Manobra pode inviabilizar a escolha de um novo chefe de governo no primeiro turno do pleito

Reuters,

24 de setembro de 2007 | 12h21

O Hezbollah e seus principais aliados anunciaram nesta segunda-feira, 24, um boicote à eleição presidencial indireta no Líbano, para impedir a vitória da maioria anti-síria no Parlamento.   Os xiitas do Hezbollah e a facção do líder cristão Michel Aoun também planejam um boicote, o que inviabiliza a eleição de um presidente em primeiro turno com dois terços dos votos, como estipula a lei. Policiais e soldados reforçam a proteção ao Parlamento antes da sessão de terça-feira, cujo propósito original, cada vez mais distante, seria escolher um sucessor do presidente pró-sírio Emile Lahoud, cujo mandato termina em 24 de novembro. "Se não houver consenso (sobre um novo presidente), nosso bloco não vai participar da sessão", disse à Reuters Ali Hassan Khalil, um dos 16 deputados leais ao presidente da Casa, Nabir Berri, aliado de Damasco e também dirigente do movimento xiita Amal.
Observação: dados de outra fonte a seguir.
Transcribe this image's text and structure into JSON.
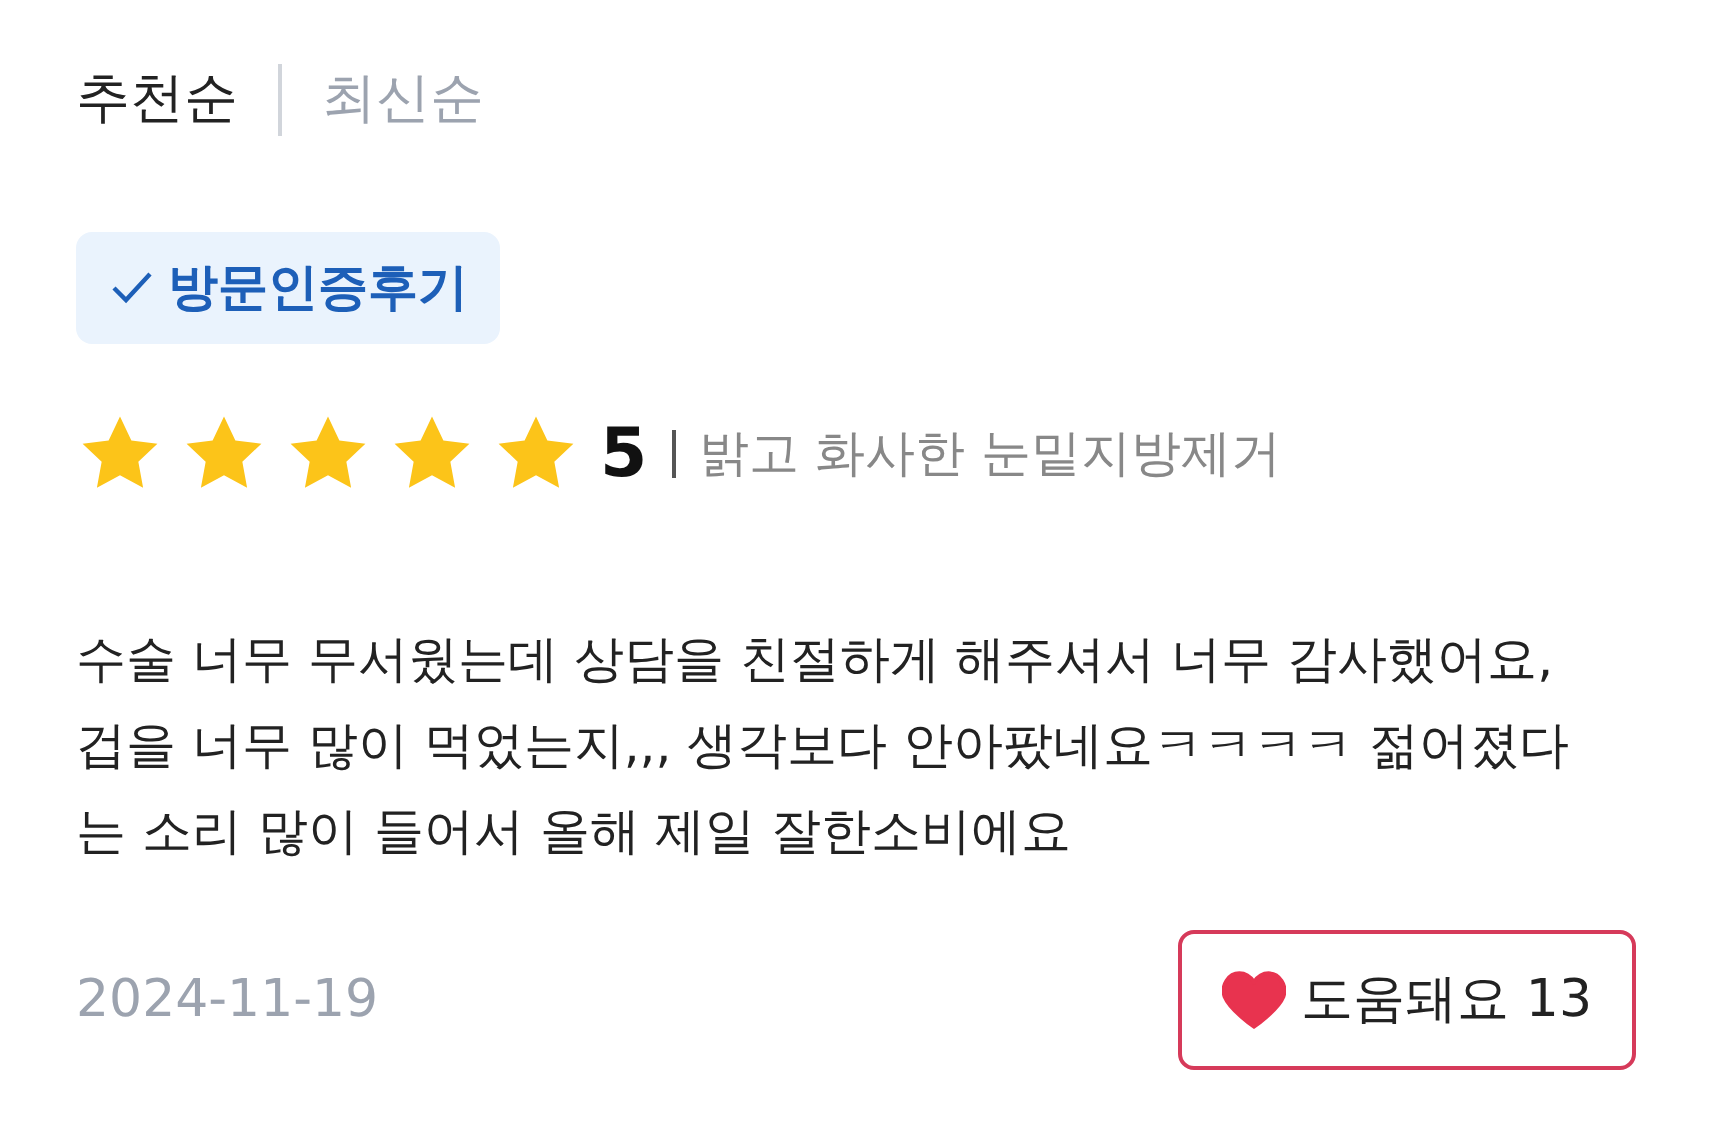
{
  "sort_tabs": [
    {
      "label": "추천순",
      "selected": true
    },
    {
      "label": "최신순",
      "selected": false
    }
  ],
  "badge": {
    "label": "방문인증후기"
  },
  "rating": {
    "stars": 5,
    "score": "5",
    "treatment": "밝고 화사한 눈밑지방제거"
  },
  "review": {
    "text": "수술 너무 무서웠는데 상담을 친절하게 해주셔서 너무 감사했어요, 겁을 너무 많이 먹었는지,,, 생각보다 안아팠네요ㅋㅋㅋㅋ 젊어졌다는 소리 많이 들어서 올해 제일 잘한소비에요"
  },
  "date": "2024-11-19",
  "helpful_button": {
    "label": "도움돼요",
    "count": "13",
    "liked": true
  }
}
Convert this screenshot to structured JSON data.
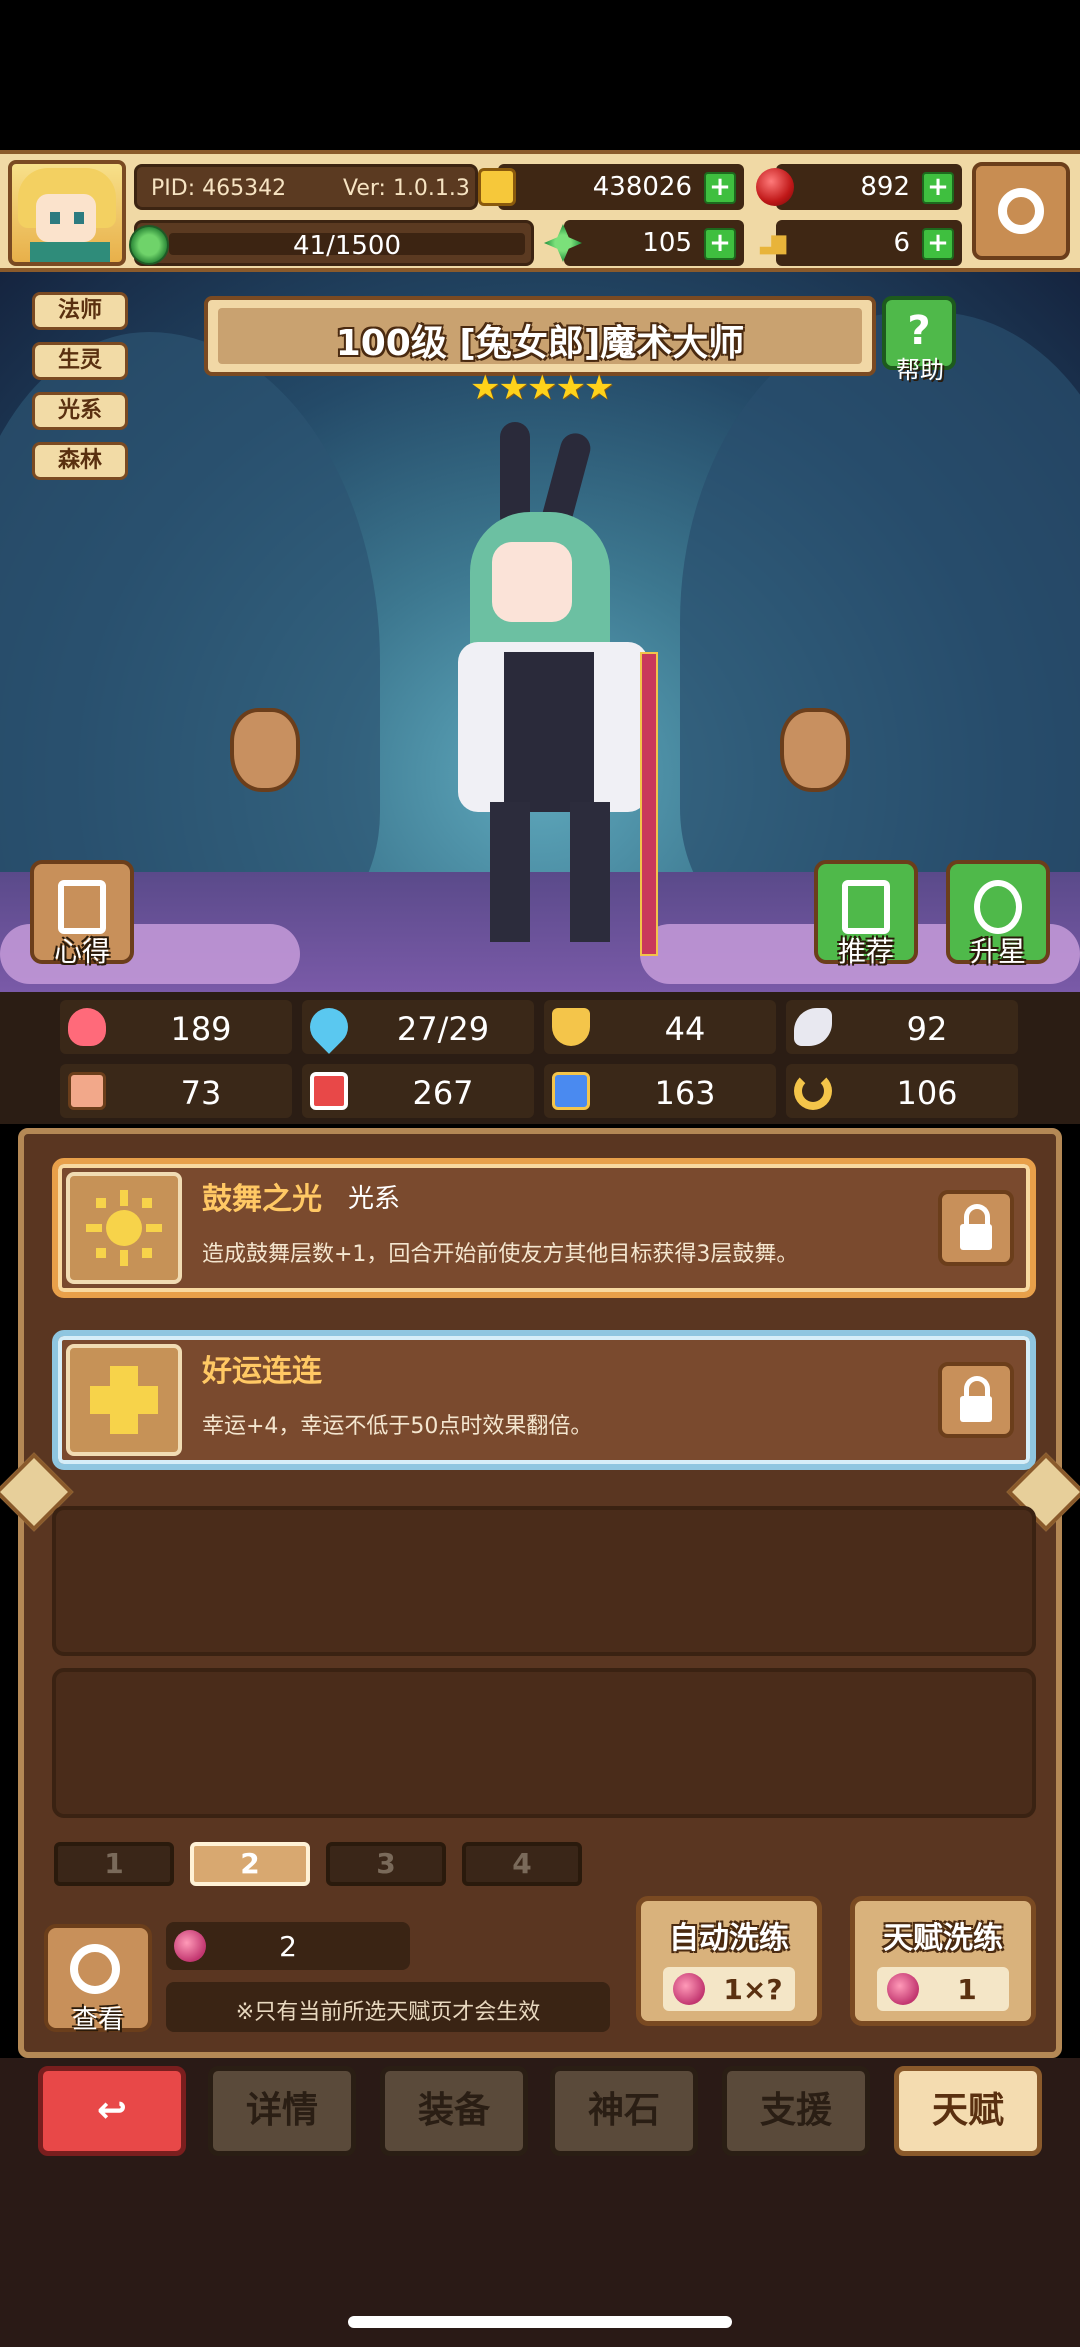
{
  "topbar": {
    "pid": "PID: 465342",
    "version": "Ver: 1.0.1.3",
    "xp": "41/1500",
    "resources": [
      {
        "name": "gold",
        "value": "438026",
        "icon": "gold-coin-icon",
        "color": "#f6c83a"
      },
      {
        "name": "ruby",
        "value": "892",
        "icon": "ruby-icon",
        "color": "#c01818"
      },
      {
        "name": "clover",
        "value": "105",
        "icon": "clover-icon",
        "color": "#1f8f3a"
      },
      {
        "name": "key",
        "value": "6",
        "icon": "key-icon",
        "color": "#e8b43a"
      }
    ],
    "plus": "+"
  },
  "tags": [
    "法师",
    "生灵",
    "光系",
    "森林"
  ],
  "hero": {
    "title": "100级 [兔女郎]魔术大师",
    "stars": "★★★★★",
    "star_count": 5,
    "help_label": "帮助",
    "help_glyph": "?",
    "insight_label": "心得",
    "recommend_label": "推荐",
    "upgrade_label": "升星"
  },
  "stats": [
    {
      "icon": "heart-icon",
      "value": "189",
      "color": "#ff6a7a"
    },
    {
      "icon": "mana-drop-icon",
      "value": "27/29",
      "color": "#5ac8f0"
    },
    {
      "icon": "shield-icon",
      "value": "44",
      "color": "#f4c54a"
    },
    {
      "icon": "wing-icon",
      "value": "92",
      "color": "#e8e8f0"
    },
    {
      "icon": "fist-icon",
      "value": "73",
      "color": "#f2a88a"
    },
    {
      "icon": "book-icon",
      "value": "267",
      "color": "#e84848"
    },
    {
      "icon": "boot-icon",
      "value": "163",
      "color": "#4a8af0"
    },
    {
      "icon": "horseshoe-icon",
      "value": "106",
      "color": "#f4c54a"
    }
  ],
  "talents": [
    {
      "name": "鼓舞之光",
      "element": "光系",
      "desc": "造成鼓舞层数+1，回合开始前使友方其他目标获得3层鼓舞。",
      "icon": "sun-icon"
    },
    {
      "name": "好运连连",
      "element": "",
      "desc": "幸运+4，幸运不低于50点时效果翻倍。",
      "icon": "cross-icon"
    }
  ],
  "pages": [
    "1",
    "2",
    "3",
    "4"
  ],
  "active_page": "2",
  "bottom_panel": {
    "view_label": "查看",
    "fruit_count": "2",
    "note": "※只有当前所选天赋页才会生效",
    "auto_wash": {
      "title": "自动洗练",
      "cost": "1×?"
    },
    "talent_wash": {
      "title": "天赋洗练",
      "cost": "1"
    }
  },
  "nav": {
    "back_glyph": "↩",
    "items": [
      "详情",
      "装备",
      "神石",
      "支援",
      "天赋"
    ],
    "active": "天赋"
  }
}
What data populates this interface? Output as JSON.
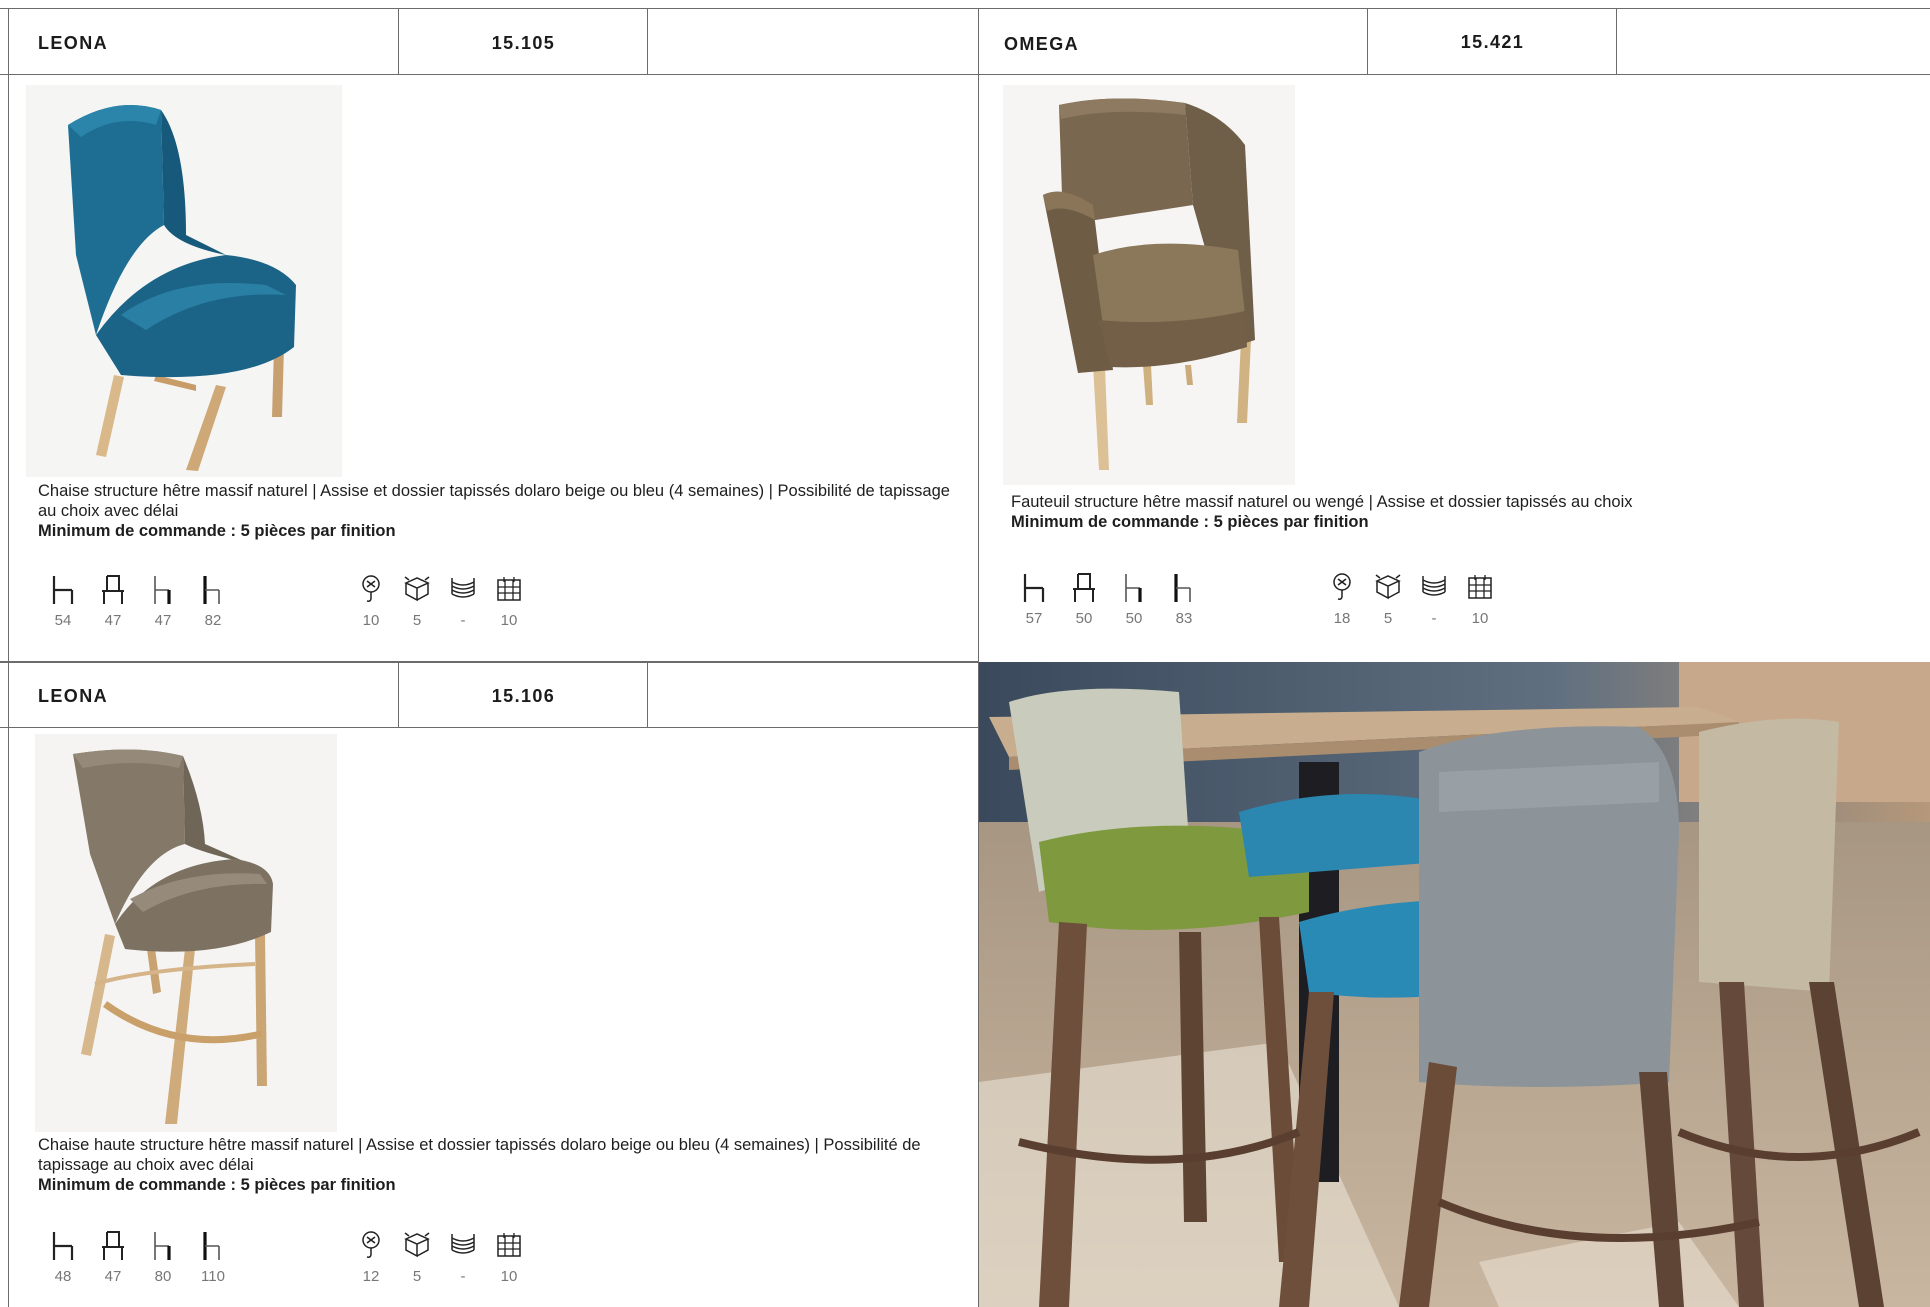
{
  "products": [
    {
      "name": "LEONA",
      "code": "15.105",
      "description": "Chaise structure hêtre massif naturel | Assise et dossier tapissés dolaro beige ou bleu (4 semaines) | Possibilité de tapissage au choix avec délai",
      "minimum": "Minimum de commande : 5 pièces par finition",
      "dimensions": [
        "54",
        "47",
        "47",
        "82"
      ],
      "logistics": [
        "10",
        "5",
        "-",
        "10"
      ],
      "image": "blue-chair-photo",
      "upholstery_color": "#1f6f93"
    },
    {
      "name": "OMEGA",
      "code": "15.421",
      "description": "Fauteuil structure hêtre massif naturel ou wengé | Assise et dossier tapissés au choix",
      "minimum": "Minimum de commande : 5 pièces par finition",
      "dimensions": [
        "57",
        "50",
        "50",
        "83"
      ],
      "logistics": [
        "18",
        "5",
        "-",
        "10"
      ],
      "image": "brown-armchair-photo",
      "upholstery_color": "#7d6a52"
    },
    {
      "name": "LEONA",
      "code": "15.106",
      "description": "Chaise haute structure hêtre massif naturel | Assise et dossier tapissés dolaro beige ou bleu (4 semaines) | Possibilité de tapissage au choix avec délai",
      "minimum": "Minimum de commande : 5 pièces par finition",
      "dimensions": [
        "48",
        "47",
        "80",
        "110"
      ],
      "logistics": [
        "12",
        "5",
        "-",
        "10"
      ],
      "image": "taupe-bar-stool-photo",
      "upholstery_color": "#8a8070"
    }
  ],
  "icons": {
    "dimensions": [
      "depth-icon",
      "width-icon",
      "seat-height-icon",
      "total-height-icon"
    ],
    "logistics": [
      "weight-icon",
      "box-icon",
      "stacking-icon",
      "packaging-icon"
    ]
  },
  "lifestyle_image": "bar-stools-lifestyle-photo"
}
A coalizão anti-síria tem escassa maioria, tornada ainda mais frágil na semana passada devido à morte do deputado cristão Antoine Ghanem, vítima de um carro-bomba. Ele foi o quarto parlamentar anti-sírio assassinado desde a eleição de 2005. A disputa presidencial, a primeira desde que as tropas sírias deixaram o Líbano, em abril de 2005, agravou a crise no país, a pior desde o fim da guerra civil (1975-1990). Veículos blindados, carros de bombeiro e ambulâncias formam um cordão de isolamento em torno do Parlamento e do Serail, a sede do governo, já separado por arames farpados de um acampamento montado há 10 meses pela oposição para tentar derrubar o primeiro-ministro libanês, Fouad Siniora, que tem apoio dos EUA. O governo, que teme ver sua bancada reduzida por novos assassinatos, se reuniu para discutir a segurança na sessão parlamentar, a primeira convocada por Berri neste ano. Pelo sistema libanês de divisão de cargos, o presidente do país deve ser cristão maronita. Vários candidatos anti-sírios disputam contra Aoun. O comandante militar Michel Suleiman e o presidente do Banco Central, Riad Salameh, são cotados como possíveis candidatos de consenso.